Machine Learning Seminar
Thursday, 1 June, 2pm, ELG10
Jakob Foerster (University of Oxford)
Title: Counterfactual Multi-Agent Policy Gradients
Abstract: Cooperative multi-agent systems can be naturally used to model many real world problems, such as network packet routing or the coordination of autonomous vehicles. There is a great need for new reinforcement learning methods that can efficiently learn decentralised policies for such systems. To this end, we propose a new multi-agent actor-critic method called counterfactual multi-agent (COMA) policy gradients. COMA uses a centralised critic to estimate the Q-function and decentralised actors to optimise the agents’ policies. In addition, to address the challenges of multi-agent credit assignment, it uses a counterfactual baseline that marginalises out a single agent’s action, while keeping the other agents’ actions fixed. COMA also uses a critic representation that allows the counterfactual base- line to be computed efficiently in a single forward pass. We evaluate COMA in the testbed of StarCraft unit micromanagement, using a decentralised variant with significant partial observability. COMA significantly improves average performance over other multi-agent actor-critic methods in this setting, and the best performing agents are competitive with state-of-the-art centralised controllers that get access to the full state.
When: 15 May 2017, 1pm
Abstract: Appropriate feature engineering, the process of combining and transforming raw features, can contribute significantly to improving the performance of a supervised learning task. Because of the combinatorial explosion of possible engineered features, very often successful feature engineering in a corporate environment requires domain knowledge. However, with the increasing complexity of data and numbers of sources of data, applying human insight to the feature engineering process becomes difficult.
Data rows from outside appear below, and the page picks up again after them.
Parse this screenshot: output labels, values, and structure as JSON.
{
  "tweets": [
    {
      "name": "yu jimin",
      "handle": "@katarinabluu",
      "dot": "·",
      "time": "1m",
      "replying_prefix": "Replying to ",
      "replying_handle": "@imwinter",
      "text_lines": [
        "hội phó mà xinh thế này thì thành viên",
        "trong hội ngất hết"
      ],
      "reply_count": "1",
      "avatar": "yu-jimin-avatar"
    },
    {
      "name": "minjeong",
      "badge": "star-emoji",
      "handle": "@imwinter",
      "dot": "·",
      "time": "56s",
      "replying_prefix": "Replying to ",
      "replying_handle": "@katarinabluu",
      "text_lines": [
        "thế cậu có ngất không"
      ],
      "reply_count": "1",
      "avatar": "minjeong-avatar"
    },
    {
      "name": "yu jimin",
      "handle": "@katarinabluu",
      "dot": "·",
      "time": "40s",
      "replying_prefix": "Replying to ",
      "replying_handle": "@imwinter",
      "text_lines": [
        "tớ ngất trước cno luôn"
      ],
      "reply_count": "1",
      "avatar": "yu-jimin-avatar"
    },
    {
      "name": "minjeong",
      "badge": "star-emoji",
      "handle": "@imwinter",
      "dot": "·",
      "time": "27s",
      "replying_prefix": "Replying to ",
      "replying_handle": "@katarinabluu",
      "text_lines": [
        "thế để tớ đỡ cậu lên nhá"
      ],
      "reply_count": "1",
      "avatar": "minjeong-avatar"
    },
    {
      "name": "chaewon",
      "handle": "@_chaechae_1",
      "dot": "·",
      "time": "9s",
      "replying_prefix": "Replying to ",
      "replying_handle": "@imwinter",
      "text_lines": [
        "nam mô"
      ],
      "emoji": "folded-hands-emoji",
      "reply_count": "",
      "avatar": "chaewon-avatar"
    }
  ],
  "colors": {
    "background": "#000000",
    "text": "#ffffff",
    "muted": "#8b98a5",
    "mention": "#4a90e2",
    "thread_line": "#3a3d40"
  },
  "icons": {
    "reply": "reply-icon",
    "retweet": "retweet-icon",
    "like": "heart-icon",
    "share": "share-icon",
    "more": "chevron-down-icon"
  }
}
In this presentation, I introduce a novel, fast, and hopefully elegant algorithm where the complexity of the process of feature engineering is only connected to the number of features relevant to modelling the target variable, instead of all the features in a dataset. When the number of relevant features is much smaller than the total number of features, this amounts to increasing the efficiency to almost constant time. This method draws in insights from previous work linking machine learning and information theory. I then present the results of tests of the algorithm, which show that the engineering method I have developed is indeed effective in creating a feature that improves the performance of both classification and regression algorithms when the engineered feature is included along with the rest of the features. In order to reach statistically valid conclusions, it is necessary to test the algorithm on large numbers of appropriate datasets. Therefore I also introduce a method by which to generate synthetic datasets with desirable characteristics on which to test machine learning algorithms.
At this stage, the work is a proof of concept of the method created. Future work would include creating more generalised methods and coding these into Python packages for use by the data science community.